I also had this problem with a webcam someone gave to me yesterday. It is USB device, a Genius iLook 320. Naturally there are windows and mac drivers, but nothing official about using it with Ubuntu.
Therefore, RTFM for guvcview. Open a terminal, and type
man guvcview
It says, among other things:
"-d, --device=VIDEO_DEVICE Video Device [default: /dev/video0]"
Make sure your webcam is attached. Then go to the terminal and enter the command:
ls /dev | grep -i video
The reply is:
video1
Aha! The default device that guvcview uses, video0, DOES NOT EXIST!

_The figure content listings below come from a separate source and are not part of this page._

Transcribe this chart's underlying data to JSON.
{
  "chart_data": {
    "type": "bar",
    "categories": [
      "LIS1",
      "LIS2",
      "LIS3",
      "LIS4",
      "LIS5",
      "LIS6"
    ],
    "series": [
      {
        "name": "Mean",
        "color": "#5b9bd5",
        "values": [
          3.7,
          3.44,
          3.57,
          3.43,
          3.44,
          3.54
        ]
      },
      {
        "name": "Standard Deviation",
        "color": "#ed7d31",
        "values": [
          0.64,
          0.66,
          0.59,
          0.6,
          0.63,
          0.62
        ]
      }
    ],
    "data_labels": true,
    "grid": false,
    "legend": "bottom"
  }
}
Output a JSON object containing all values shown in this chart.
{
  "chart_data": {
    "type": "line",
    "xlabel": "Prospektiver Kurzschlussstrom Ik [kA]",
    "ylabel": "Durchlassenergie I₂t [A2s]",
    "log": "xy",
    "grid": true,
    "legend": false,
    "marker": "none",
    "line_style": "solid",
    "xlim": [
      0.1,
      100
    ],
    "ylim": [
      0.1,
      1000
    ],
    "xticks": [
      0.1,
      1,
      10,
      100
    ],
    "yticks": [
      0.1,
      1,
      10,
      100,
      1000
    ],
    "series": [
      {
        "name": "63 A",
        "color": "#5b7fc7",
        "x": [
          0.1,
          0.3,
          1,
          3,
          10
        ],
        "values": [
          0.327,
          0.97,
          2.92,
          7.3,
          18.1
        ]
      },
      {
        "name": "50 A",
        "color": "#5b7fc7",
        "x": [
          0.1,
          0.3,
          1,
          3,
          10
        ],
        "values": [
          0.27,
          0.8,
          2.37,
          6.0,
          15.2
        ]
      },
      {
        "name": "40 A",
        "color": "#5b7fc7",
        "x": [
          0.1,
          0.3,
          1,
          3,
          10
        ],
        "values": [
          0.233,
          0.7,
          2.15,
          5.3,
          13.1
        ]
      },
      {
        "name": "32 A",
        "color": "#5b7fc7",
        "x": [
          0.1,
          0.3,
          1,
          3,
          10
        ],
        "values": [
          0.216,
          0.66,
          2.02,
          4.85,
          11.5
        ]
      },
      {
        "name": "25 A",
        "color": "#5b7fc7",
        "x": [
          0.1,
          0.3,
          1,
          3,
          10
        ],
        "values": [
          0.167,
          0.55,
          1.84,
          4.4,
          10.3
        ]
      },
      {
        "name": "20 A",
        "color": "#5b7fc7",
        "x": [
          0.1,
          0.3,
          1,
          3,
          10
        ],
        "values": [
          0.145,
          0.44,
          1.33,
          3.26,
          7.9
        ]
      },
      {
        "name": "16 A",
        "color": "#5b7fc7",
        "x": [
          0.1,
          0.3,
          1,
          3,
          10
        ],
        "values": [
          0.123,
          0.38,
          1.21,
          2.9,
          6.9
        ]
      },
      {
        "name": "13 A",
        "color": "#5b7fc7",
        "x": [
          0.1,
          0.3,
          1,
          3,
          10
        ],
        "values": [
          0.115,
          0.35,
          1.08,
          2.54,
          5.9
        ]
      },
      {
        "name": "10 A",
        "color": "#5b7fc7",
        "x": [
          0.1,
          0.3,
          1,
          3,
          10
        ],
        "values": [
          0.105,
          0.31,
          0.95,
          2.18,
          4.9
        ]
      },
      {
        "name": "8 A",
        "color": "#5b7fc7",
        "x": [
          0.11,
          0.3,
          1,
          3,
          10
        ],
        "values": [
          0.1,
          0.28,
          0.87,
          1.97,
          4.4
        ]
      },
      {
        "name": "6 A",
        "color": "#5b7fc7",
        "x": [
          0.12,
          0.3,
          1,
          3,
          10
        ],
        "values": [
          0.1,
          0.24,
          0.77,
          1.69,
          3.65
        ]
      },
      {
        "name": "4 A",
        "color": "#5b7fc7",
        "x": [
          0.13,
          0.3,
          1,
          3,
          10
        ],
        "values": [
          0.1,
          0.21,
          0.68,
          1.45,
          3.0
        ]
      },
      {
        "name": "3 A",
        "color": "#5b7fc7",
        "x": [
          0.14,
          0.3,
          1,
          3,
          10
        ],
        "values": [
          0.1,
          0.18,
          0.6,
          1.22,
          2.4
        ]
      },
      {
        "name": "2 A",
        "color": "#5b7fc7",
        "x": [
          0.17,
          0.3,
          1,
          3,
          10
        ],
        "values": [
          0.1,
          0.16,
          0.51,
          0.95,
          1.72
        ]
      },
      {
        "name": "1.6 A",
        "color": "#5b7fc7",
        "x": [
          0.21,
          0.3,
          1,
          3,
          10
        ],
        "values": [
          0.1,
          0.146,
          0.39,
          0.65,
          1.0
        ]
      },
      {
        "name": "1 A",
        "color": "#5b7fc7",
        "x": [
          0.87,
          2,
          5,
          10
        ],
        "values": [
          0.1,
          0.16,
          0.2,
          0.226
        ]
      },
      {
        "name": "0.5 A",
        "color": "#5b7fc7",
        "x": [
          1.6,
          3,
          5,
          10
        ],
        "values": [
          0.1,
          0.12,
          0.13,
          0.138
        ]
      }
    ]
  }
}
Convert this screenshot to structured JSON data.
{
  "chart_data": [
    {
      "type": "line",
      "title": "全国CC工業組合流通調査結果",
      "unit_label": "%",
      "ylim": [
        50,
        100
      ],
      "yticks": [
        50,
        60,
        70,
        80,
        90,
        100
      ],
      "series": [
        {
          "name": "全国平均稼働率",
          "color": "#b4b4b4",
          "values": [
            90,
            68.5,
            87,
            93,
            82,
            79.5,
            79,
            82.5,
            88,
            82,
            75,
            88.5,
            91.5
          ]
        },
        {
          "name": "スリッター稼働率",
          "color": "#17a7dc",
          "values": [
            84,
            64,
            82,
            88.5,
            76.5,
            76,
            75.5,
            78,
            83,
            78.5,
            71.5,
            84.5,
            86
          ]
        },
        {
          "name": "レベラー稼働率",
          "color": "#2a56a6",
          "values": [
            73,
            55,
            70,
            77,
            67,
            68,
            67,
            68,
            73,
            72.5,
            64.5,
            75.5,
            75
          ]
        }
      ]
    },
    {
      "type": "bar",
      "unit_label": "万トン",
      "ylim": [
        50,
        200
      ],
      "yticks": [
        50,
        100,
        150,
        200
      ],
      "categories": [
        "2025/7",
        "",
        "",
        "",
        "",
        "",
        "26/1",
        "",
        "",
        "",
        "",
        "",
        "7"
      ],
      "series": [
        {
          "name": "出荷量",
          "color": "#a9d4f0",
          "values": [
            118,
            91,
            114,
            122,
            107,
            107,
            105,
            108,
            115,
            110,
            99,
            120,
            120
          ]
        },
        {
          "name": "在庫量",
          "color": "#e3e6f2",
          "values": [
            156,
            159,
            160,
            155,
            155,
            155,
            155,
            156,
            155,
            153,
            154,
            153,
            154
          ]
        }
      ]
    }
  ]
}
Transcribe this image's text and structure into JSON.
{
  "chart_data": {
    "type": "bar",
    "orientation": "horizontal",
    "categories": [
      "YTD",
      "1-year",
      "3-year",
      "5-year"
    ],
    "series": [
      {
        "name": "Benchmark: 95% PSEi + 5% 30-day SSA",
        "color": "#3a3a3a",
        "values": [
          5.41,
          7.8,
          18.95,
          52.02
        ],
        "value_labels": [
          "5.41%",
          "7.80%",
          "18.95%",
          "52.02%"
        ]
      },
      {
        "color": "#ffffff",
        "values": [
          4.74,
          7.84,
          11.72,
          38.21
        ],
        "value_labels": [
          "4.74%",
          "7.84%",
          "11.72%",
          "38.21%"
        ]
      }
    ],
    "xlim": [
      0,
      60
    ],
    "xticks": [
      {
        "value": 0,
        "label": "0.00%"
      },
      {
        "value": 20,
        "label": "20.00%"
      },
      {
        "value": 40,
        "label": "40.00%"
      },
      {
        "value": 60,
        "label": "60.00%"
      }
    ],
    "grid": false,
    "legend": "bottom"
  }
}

Therefore, you must make guvcview use the device that exists, because that's where your webcam is.
at the terminal:
guvcview --device=video1 &
and it should work. If you run guvcview from the menu, edit the menu item, adding "--device=video1" The "&" is for running from the terminal. There are other command line options given in the man page, and I have not tried to figure out what they do yet.
When you run guvcview from the terminal, you will see a lot of messages about "ALSA lib" which is for sound (which my camera does not have), and other messages such as:
"{ pixelformat = 'RGB3', description = 'RGB3' }"
These messages might help you configure video quality.
The first time you run it, it will create a configuration file in your home directory: ~/.guvcviewrc-video1
You can edit this file as desired. The default picture quality of my device leaves a lot to be desired. YMMV.